Voici le portrait d'un médecin de campagne libertin et bon vivant sous le règne de Louis XV, qui exerce bien son métier mais qui n'oublie pas de trousser les filles. C'est un hymne à la vie épicurienne d'après le roman satirique de Claude Tillier publié en 1843, livre qui ne figurera pendant très longtemps dans aucune collection de poche, car le héros Benjamin Rathery est un frondeur, paillard, aimant les bonnes bouteilles et refusant de payer ses dettes ; en plus, il ridiculise les hobereaux bourguignons de la région de Clamecy.
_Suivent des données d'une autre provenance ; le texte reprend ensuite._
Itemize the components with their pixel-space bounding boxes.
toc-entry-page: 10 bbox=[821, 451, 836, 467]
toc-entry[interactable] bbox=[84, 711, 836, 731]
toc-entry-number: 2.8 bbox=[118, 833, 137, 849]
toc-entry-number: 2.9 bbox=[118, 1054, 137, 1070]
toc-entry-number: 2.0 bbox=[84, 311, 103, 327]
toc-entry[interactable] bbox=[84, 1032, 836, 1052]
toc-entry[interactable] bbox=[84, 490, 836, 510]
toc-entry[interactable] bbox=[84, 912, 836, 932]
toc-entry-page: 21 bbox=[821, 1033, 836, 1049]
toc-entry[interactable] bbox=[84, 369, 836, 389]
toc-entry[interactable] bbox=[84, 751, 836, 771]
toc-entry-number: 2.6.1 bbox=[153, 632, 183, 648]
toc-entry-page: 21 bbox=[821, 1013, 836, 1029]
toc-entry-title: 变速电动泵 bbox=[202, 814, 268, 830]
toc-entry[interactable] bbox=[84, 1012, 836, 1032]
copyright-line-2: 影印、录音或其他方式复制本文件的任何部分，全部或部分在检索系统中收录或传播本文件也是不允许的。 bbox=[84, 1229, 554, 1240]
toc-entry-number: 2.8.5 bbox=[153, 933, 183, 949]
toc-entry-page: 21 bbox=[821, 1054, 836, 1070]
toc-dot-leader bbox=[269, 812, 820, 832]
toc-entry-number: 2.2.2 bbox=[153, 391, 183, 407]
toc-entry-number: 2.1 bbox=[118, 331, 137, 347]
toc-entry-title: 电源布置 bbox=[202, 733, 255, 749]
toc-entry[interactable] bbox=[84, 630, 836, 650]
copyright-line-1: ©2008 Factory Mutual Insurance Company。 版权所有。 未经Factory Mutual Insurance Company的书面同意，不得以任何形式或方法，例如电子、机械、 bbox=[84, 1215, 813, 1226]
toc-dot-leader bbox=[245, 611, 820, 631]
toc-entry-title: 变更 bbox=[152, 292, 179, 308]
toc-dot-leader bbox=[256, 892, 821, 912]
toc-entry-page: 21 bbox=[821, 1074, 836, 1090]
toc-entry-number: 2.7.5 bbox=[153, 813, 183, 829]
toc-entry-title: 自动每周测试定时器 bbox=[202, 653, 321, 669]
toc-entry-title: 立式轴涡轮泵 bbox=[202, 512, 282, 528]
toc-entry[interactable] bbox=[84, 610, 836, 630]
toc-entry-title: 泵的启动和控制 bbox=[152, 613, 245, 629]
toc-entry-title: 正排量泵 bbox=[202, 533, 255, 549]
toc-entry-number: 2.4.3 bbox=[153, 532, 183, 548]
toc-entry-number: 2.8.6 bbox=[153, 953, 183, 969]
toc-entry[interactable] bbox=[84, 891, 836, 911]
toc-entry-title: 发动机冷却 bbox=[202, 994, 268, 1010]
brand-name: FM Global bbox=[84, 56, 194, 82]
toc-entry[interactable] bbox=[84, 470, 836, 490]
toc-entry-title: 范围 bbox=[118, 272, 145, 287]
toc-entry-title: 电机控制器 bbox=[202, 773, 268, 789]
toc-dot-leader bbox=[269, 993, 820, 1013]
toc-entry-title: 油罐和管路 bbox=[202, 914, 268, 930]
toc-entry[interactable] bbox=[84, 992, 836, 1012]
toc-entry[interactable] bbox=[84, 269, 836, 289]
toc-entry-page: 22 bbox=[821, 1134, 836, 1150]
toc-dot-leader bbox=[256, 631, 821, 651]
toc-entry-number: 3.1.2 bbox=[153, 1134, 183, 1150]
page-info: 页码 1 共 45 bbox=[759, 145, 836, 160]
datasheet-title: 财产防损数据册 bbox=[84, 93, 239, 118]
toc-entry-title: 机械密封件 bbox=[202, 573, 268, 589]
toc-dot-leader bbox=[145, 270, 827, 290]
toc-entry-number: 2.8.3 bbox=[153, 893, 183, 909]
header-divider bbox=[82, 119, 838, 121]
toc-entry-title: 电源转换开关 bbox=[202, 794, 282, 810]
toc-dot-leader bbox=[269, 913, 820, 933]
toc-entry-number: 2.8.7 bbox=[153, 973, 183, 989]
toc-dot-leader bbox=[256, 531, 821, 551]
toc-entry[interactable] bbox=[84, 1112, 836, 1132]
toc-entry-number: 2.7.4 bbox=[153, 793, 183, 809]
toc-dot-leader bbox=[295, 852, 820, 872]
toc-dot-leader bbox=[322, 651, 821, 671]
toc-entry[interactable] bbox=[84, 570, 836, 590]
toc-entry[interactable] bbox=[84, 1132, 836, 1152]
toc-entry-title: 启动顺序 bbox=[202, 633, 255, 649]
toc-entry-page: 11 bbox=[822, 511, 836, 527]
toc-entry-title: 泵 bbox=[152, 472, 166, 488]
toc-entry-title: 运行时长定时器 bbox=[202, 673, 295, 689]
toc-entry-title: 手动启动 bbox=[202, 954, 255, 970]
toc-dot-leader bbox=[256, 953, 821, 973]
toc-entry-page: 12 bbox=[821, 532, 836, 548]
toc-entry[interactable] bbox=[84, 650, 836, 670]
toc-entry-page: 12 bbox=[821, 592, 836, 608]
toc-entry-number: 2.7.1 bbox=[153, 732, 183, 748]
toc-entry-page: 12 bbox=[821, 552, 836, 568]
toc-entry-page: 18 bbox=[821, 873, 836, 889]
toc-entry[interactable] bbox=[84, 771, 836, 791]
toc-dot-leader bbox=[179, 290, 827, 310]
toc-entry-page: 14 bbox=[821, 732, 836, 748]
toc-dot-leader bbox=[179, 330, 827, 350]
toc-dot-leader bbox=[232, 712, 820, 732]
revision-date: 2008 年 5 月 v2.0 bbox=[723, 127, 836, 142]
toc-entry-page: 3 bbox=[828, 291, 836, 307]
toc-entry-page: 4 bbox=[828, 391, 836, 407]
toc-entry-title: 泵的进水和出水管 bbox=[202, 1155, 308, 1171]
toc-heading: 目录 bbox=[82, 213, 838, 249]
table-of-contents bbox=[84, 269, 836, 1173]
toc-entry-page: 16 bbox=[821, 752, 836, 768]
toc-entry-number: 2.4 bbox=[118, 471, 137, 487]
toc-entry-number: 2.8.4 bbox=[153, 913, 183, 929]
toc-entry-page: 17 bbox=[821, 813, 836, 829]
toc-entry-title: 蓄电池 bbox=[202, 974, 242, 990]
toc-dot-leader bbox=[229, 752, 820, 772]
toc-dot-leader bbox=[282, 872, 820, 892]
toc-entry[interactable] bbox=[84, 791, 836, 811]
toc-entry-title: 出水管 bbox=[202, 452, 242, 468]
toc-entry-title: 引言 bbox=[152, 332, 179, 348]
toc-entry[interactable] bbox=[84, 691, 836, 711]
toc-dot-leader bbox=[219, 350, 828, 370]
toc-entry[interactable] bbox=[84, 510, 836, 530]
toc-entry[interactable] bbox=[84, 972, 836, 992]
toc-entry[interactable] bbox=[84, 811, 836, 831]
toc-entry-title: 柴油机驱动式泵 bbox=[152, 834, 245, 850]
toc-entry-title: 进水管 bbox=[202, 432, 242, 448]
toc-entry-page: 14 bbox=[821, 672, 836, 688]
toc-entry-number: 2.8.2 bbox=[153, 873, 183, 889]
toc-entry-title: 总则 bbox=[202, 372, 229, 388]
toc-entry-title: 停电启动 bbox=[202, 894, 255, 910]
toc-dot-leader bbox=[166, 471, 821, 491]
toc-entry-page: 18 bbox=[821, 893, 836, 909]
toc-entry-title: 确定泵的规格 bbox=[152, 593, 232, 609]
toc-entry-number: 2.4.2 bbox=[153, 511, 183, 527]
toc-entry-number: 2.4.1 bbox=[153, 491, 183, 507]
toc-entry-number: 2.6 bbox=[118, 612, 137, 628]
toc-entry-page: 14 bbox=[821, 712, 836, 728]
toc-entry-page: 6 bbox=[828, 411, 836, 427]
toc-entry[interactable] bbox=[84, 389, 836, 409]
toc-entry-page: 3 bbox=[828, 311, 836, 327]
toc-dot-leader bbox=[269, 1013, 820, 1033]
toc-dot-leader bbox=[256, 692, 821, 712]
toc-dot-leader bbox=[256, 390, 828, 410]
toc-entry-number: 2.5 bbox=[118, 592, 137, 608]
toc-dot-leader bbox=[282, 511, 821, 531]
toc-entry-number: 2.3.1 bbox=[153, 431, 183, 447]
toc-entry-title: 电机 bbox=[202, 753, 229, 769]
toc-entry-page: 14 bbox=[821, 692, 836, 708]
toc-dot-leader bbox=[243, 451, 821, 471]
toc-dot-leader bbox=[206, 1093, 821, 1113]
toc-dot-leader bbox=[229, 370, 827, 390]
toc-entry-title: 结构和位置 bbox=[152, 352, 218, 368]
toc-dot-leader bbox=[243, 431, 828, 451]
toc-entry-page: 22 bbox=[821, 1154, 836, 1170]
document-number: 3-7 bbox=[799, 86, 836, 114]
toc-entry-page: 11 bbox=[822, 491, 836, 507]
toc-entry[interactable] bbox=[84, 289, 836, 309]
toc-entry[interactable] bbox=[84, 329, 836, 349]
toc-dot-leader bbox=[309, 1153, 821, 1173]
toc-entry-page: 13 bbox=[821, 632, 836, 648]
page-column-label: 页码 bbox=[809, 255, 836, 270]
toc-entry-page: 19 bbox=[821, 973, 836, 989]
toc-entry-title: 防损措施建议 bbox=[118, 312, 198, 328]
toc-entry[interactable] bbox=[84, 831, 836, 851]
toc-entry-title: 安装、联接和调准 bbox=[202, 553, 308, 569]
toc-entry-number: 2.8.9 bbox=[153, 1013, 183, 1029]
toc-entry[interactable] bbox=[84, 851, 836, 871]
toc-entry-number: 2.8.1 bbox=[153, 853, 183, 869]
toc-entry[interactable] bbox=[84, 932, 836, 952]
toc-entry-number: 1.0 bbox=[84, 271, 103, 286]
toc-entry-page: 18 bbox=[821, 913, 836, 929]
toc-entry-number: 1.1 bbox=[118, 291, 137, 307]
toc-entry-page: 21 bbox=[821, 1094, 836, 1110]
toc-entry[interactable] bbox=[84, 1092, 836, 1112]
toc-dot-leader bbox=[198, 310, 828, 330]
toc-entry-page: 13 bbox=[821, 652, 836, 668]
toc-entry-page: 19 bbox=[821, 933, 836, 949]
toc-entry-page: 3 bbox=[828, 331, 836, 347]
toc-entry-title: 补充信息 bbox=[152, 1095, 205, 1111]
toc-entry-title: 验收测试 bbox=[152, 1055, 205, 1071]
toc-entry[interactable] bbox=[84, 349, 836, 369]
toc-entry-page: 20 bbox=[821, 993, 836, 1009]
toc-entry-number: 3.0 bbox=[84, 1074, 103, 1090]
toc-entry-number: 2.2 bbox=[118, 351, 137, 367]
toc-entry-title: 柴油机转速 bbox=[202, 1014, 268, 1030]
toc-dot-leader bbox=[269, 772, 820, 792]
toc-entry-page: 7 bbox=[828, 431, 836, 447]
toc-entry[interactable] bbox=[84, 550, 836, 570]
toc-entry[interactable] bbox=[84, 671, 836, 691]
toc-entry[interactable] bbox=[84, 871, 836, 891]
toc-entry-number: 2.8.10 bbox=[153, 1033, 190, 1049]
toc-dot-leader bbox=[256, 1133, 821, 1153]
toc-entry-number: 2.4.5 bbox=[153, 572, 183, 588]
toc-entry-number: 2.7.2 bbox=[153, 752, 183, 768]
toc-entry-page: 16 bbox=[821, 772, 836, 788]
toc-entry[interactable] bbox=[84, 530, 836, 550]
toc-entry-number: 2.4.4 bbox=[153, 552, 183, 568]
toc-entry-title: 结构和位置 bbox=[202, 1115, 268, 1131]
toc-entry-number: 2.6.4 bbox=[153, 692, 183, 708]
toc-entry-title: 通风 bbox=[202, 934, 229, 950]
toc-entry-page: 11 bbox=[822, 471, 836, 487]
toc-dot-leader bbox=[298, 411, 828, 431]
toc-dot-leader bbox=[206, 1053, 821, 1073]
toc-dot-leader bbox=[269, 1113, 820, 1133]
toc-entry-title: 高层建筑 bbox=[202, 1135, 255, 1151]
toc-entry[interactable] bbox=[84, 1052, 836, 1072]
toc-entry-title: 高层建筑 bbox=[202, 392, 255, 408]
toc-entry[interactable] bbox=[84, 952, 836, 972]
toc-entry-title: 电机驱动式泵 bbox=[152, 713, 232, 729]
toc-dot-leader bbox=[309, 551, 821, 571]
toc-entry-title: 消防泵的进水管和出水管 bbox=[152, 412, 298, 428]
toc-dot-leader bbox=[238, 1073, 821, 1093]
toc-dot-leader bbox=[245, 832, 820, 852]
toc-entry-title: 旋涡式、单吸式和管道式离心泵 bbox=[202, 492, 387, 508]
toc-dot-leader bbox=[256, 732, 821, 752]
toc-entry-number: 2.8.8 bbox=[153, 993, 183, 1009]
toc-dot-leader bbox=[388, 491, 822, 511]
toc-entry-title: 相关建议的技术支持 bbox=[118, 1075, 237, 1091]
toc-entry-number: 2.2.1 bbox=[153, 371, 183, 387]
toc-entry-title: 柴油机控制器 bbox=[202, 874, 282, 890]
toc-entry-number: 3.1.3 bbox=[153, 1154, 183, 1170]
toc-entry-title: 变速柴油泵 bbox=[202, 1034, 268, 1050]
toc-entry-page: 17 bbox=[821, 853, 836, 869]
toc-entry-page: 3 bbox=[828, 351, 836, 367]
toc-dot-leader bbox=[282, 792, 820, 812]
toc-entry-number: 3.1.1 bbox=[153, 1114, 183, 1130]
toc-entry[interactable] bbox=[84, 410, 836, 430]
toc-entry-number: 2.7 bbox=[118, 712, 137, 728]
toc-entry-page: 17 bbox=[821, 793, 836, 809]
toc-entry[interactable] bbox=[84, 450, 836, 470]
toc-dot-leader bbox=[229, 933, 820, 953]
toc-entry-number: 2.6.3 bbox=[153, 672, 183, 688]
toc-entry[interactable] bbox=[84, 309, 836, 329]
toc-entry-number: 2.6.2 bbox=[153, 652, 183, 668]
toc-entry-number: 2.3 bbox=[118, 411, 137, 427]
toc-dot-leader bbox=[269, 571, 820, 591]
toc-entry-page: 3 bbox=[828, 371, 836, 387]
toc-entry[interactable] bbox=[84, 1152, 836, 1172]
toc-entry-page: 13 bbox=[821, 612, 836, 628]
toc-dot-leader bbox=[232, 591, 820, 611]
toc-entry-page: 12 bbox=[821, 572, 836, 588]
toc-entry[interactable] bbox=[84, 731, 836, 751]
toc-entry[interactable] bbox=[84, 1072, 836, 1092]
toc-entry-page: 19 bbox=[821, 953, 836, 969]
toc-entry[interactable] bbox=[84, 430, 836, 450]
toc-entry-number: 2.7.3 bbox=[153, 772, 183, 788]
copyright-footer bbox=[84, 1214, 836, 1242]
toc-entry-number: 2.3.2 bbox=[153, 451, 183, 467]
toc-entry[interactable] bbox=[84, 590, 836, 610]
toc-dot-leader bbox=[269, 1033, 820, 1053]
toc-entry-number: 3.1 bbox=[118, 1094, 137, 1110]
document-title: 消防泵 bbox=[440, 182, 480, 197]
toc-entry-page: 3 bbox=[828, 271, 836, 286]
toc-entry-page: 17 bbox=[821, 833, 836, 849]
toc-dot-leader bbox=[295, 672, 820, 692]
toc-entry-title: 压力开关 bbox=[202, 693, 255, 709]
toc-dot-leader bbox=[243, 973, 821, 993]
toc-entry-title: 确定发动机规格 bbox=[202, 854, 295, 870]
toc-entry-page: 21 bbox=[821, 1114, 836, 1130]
J'ignore si le film fut tourné en Bourgogne, en tout cas, il restitue parfaitement cet esprit de libertinage et de noblesse de campagne encore craint par les villageois, même si cette noblesse est traitée sur un mode ironique. Molinaro réussit un de ses meilleurs films, si ce n'est le meilleur, et il trouve en Jacques Brel l'interprète idéal pour ce type de personnage libre et bon vivant, qui rejoint des traits de caractère de certaines de ses chansons, le rôle semble d'ailleurs avoir été écrit pour lui, Brel trouve sans aucun doute son meilleur rôle dans ce personnage.
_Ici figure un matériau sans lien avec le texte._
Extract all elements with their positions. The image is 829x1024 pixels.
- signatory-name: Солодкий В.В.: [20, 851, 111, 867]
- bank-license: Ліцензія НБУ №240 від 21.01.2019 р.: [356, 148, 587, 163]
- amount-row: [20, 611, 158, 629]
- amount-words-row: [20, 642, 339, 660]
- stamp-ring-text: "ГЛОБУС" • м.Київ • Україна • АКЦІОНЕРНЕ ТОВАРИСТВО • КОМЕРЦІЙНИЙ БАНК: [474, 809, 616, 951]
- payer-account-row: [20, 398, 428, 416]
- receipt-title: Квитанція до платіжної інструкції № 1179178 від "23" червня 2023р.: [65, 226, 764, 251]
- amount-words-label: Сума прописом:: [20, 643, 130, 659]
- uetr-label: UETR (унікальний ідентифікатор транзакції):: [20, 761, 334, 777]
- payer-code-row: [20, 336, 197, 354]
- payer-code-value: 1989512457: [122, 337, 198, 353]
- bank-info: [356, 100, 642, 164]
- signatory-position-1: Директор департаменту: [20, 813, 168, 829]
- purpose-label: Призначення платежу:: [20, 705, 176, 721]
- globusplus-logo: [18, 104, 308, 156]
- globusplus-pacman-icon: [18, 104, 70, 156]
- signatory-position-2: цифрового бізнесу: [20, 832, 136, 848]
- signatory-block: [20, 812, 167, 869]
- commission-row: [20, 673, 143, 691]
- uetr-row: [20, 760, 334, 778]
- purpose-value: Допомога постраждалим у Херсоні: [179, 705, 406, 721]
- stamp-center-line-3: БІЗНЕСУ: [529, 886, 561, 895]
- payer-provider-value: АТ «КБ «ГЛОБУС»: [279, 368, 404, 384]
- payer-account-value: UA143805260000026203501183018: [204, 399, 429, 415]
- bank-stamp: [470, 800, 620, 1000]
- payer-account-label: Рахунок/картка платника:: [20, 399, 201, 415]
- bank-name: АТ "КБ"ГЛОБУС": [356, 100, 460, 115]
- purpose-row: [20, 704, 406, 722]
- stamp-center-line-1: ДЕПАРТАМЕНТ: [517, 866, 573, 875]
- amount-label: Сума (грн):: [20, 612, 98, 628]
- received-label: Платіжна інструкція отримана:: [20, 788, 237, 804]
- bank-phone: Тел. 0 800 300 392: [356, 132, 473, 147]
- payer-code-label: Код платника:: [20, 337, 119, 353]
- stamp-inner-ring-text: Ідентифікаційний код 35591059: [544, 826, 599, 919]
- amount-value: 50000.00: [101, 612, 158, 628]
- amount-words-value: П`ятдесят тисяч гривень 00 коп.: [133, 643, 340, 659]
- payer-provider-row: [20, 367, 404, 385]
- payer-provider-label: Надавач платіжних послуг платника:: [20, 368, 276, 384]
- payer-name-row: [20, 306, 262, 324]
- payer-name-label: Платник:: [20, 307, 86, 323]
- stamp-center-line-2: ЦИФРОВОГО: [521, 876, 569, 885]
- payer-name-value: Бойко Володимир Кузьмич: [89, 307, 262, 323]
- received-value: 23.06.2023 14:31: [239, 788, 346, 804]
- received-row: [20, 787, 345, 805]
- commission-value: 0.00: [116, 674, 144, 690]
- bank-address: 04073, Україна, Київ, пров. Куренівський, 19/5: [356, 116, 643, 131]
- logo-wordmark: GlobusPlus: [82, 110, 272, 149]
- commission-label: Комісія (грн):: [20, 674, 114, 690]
Il est bien entouré par une bande d'acteurs épatants comme Blier, Dalban, Frankeur, Préboist et la jolie Claude Jade ; la truculence des dialogues, les situations gaguesques par endroits, le ton libertin, la spontanéité, la joie de vivre et la bonne chère constituent un ensemble XVIIIème siècle des plus réalistes. Voila une certaine qualité de cinéma français comme on n'en fait plus, un film d'une grande fraîcheur, une comédie satirique et de moeurs qui fait du bien et qui vaut cent fois les bouses qu'on nous vend aujourd'hui.